Damned if granting waivers; damned if not.

So if this step to expand ineligibility for service is taken, what provision will be made for waiver authority, and what will be the press’ and reformers’ readiness to evaluate its exercise on a case-by-case basis rather than condemn it for hypocrisy right out of the box? 

Who is “lobbying” and should have to comply with public reporting requirements?

Mr. Trump and others have suggested he would like to see this “loophole” closed in the lobbying disclosure laws themselves. What will be the limiting principle in deciding whose policy-influencing activity constitutes “lobbying” subject to government controls?

Right now the law does not distinguish the profit from the nonprofit lobbyist– the highly priced and prized lobbyist-for-hire working for corporate business interests, from the lobbyist working in-house for a public policy tax-exempt. The Obama Executive Order did not make that distinction and was roundly attacked for it, especially in the progressive community. And what about other forms of policy influence, such as that exercised by “think tanks” alleged in the New York Times reporting to be “blurring the line between researchers and lobbyists”? Would lobbying reform include, as has been proposed in the past, grassroots lobbying–appeals to the public to pressure legislators for or against a public policy position?

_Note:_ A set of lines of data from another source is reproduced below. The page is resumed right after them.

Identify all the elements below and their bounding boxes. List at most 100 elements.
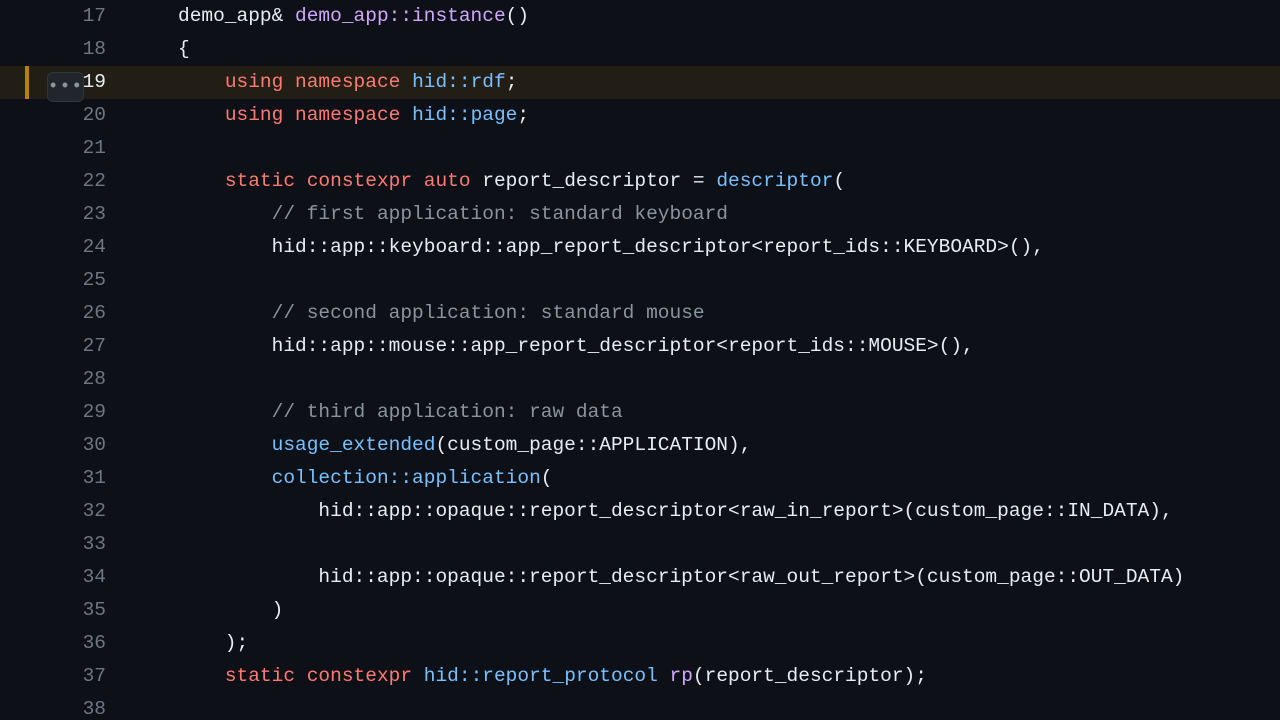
line-number[interactable]: 24 — [0, 231, 130, 264]
code-token: static — [225, 170, 295, 192]
code-token — [178, 302, 272, 324]
line-number[interactable]: 37 — [0, 660, 130, 693]
code-token — [295, 170, 307, 192]
line-number[interactable]: 27 — [0, 330, 130, 363]
code-token — [412, 665, 424, 687]
line-number[interactable]: 31 — [0, 462, 130, 495]
code-token — [178, 104, 225, 126]
code-line[interactable]: 31 collection::application( — [0, 462, 1280, 495]
code-content[interactable]: collection::application( — [130, 462, 1280, 495]
code-token: usage_extended — [272, 434, 436, 456]
code-content[interactable]: hid::app::opaque::report_descriptor<raw_… — [130, 495, 1280, 528]
code-token: ( — [541, 467, 553, 489]
line-number[interactable]: 26 — [0, 297, 130, 330]
line-number[interactable]: 34 — [0, 561, 130, 594]
code-token: namespace — [295, 71, 400, 93]
code-token: hid::report_protocol — [424, 665, 658, 687]
code-line[interactable]: 34 hid::app::opaque::report_descriptor<r… — [0, 561, 1280, 594]
code-content[interactable]: ); — [130, 627, 1280, 660]
line-number[interactable]: 29 — [0, 396, 130, 429]
code-token: ); — [178, 632, 248, 654]
code-token: // first application: standard keyboard — [272, 203, 728, 225]
line-number[interactable]: 23 — [0, 198, 130, 231]
more-actions-button[interactable]: ••• — [47, 72, 84, 102]
code-line[interactable]: 23 // first application: standard keyboa… — [0, 198, 1280, 231]
code-line[interactable]: 20 using namespace hid::page; — [0, 99, 1280, 132]
code-content[interactable]: ) — [130, 594, 1280, 627]
ellipsis-icon: ••• — [48, 78, 83, 96]
code-token — [178, 170, 225, 192]
line-number[interactable]: 20 — [0, 99, 130, 132]
code-line[interactable]: 25 — [0, 264, 1280, 297]
code-token: { — [178, 38, 190, 60]
code-content[interactable]: static constexpr auto report_descriptor … — [130, 165, 1280, 198]
line-number[interactable]: 36 — [0, 627, 130, 660]
line-number[interactable]: 33 — [0, 528, 130, 561]
code-token — [178, 665, 225, 687]
code-line[interactable]: 22 static constexpr auto report_descript… — [0, 165, 1280, 198]
code-token: collection::application — [272, 467, 541, 489]
code-content[interactable]: hid::app::keyboard::app_report_descripto… — [130, 231, 1280, 264]
code-token — [283, 71, 295, 93]
code-line[interactable]: 30 usage_extended(custom_page::APPLICATI… — [0, 429, 1280, 462]
code-content[interactable]: hid::app::mouse::app_report_descriptor<r… — [130, 330, 1280, 363]
code-line[interactable]: 35 ) — [0, 594, 1280, 627]
code-content[interactable]: // third application: raw data — [130, 396, 1280, 429]
code-line[interactable]: 37 static constexpr hid::report_protocol… — [0, 660, 1280, 693]
line-number[interactable]: 30 — [0, 429, 130, 462]
code-line[interactable]: 27 hid::app::mouse::app_report_descripto… — [0, 330, 1280, 363]
code-token: hid::page — [412, 104, 517, 126]
line-number[interactable]: 32 — [0, 495, 130, 528]
code-token — [400, 71, 412, 93]
code-token: (report_descriptor); — [693, 665, 927, 687]
code-line[interactable]: 29 // third application: raw data — [0, 396, 1280, 429]
code-token: ; — [517, 104, 529, 126]
code-line[interactable]: 36 ); — [0, 627, 1280, 660]
code-token — [178, 71, 225, 93]
code-editor[interactable]: 17demo_app& demo_app::instance()18 {19 us… — [0, 0, 1280, 720]
code-token: using — [225, 71, 284, 93]
line-number[interactable]: 21 — [0, 132, 130, 165]
code-content[interactable]: using namespace hid::page; — [130, 99, 1280, 132]
code-line[interactable]: 24 hid::app::keyboard::app_report_descri… — [0, 231, 1280, 264]
code-line[interactable]: 18 { — [0, 33, 1280, 66]
code-line[interactable]: 26 // second application: standard mouse — [0, 297, 1280, 330]
code-token: hid::rdf — [412, 71, 506, 93]
line-number[interactable]: 28 — [0, 363, 130, 396]
code-token: ( — [833, 170, 845, 192]
code-content[interactable]: { — [130, 33, 1280, 66]
line-number[interactable]: 22 — [0, 165, 130, 198]
code-token: (custom_page::APPLICATION), — [435, 434, 751, 456]
code-content[interactable]: // second application: standard mouse — [130, 297, 1280, 330]
line-number[interactable]: 25 — [0, 264, 130, 297]
code-token: hid::app::keyboard::app_report_descripto… — [178, 236, 1044, 258]
code-token: () — [506, 5, 529, 27]
line-number[interactable]: 18 — [0, 33, 130, 66]
code-content[interactable]: demo_app& demo_app::instance() — [130, 0, 1280, 33]
code-token: demo_app& — [178, 5, 295, 27]
line-number[interactable]: 38 — [0, 693, 130, 720]
code-line[interactable]: 21 — [0, 132, 1280, 165]
code-content[interactable]: hid::app::opaque::report_descriptor<raw_… — [130, 561, 1280, 594]
code-line[interactable]: 32 hid::app::opaque::report_descriptor<r… — [0, 495, 1280, 528]
code-content[interactable]: static constexpr hid::report_protocol rp… — [130, 660, 1280, 693]
code-token: using — [225, 104, 284, 126]
line-number[interactable]: 35 — [0, 594, 130, 627]
code-line[interactable]: 17demo_app& demo_app::instance() — [0, 0, 1280, 33]
code-line[interactable]: 38 — [0, 693, 1280, 720]
code-token — [178, 401, 272, 423]
code-token: ) — [178, 599, 283, 621]
code-token: report_descriptor = — [471, 170, 717, 192]
code-line[interactable]: 28 — [0, 363, 1280, 396]
code-token: hid::app::opaque::report_descriptor<raw_… — [178, 500, 1173, 522]
code-content[interactable]: usage_extended(custom_page::APPLICATION)… — [130, 429, 1280, 462]
code-token — [283, 104, 295, 126]
code-line[interactable]: 19 using namespace hid::rdf; — [0, 66, 1280, 99]
code-token: ; — [506, 71, 518, 93]
code-token: constexpr — [307, 170, 412, 192]
code-content[interactable]: // first application: standard keyboard — [130, 198, 1280, 231]
line-number[interactable]: 17 — [0, 0, 130, 33]
code-line[interactable]: 33 — [0, 528, 1280, 561]
code-content[interactable]: using namespace hid::rdf; — [130, 66, 1280, 99]
code-token — [178, 203, 272, 225]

For example, we now have an escalating war over rules to compel reporting of “issue advocacy,” which is effectively a fight by a different name over grassroots lobbying. In a recent turn of events, New York enacted a law that would require 501(c)(4) organizations to disclose semi-annually the financing of any communication to 500 or more members of the general public which

Refers to and advocates for or against a clearly identified elected official or the position of any elected official or administrative or legislative body leading to the outcome of any vote or substance of any legislation, potential legislation, pending legislation, rule, regulation, hearing, or decision by any legislative, executive or administrative body.

A number of organizations have objected strongly to the law, including Common Cause, the League of Women Voters and New York PIRG, and Civic Union has filed suit. In its Complaint, Civic Union argues that the law intrudes on advocacy of “all conceivable matters of public policy – – with no connection whatsoever to the government’s concern about quid pro quo relationships, electoral transparency, or the corruption of candidates or public officials.”

Civic Union notes, as have other organizations concerned with the regulation of issue advocacy, that donors will cut back on their support to avoid disclosure. Should those donors’ resistance to exposure warrant sympathetic attention? With all the evidence of harsh, retributive uses of social media to attack political adversaries, it is not hard to appreciate the reasons for donor unease. This fear will increase as the most senior political leaders use Twitter and other Internet platforms to single out for public attack those they disagree with.

This all presents a hard question for progressive reformers: how to go about legislative revision of the lobbying and “issue advertising” disclosure laws that would subject to greatly widened public exposure the individuals, strategies employed and resources committed in the epochal policy conflicts beginning next year.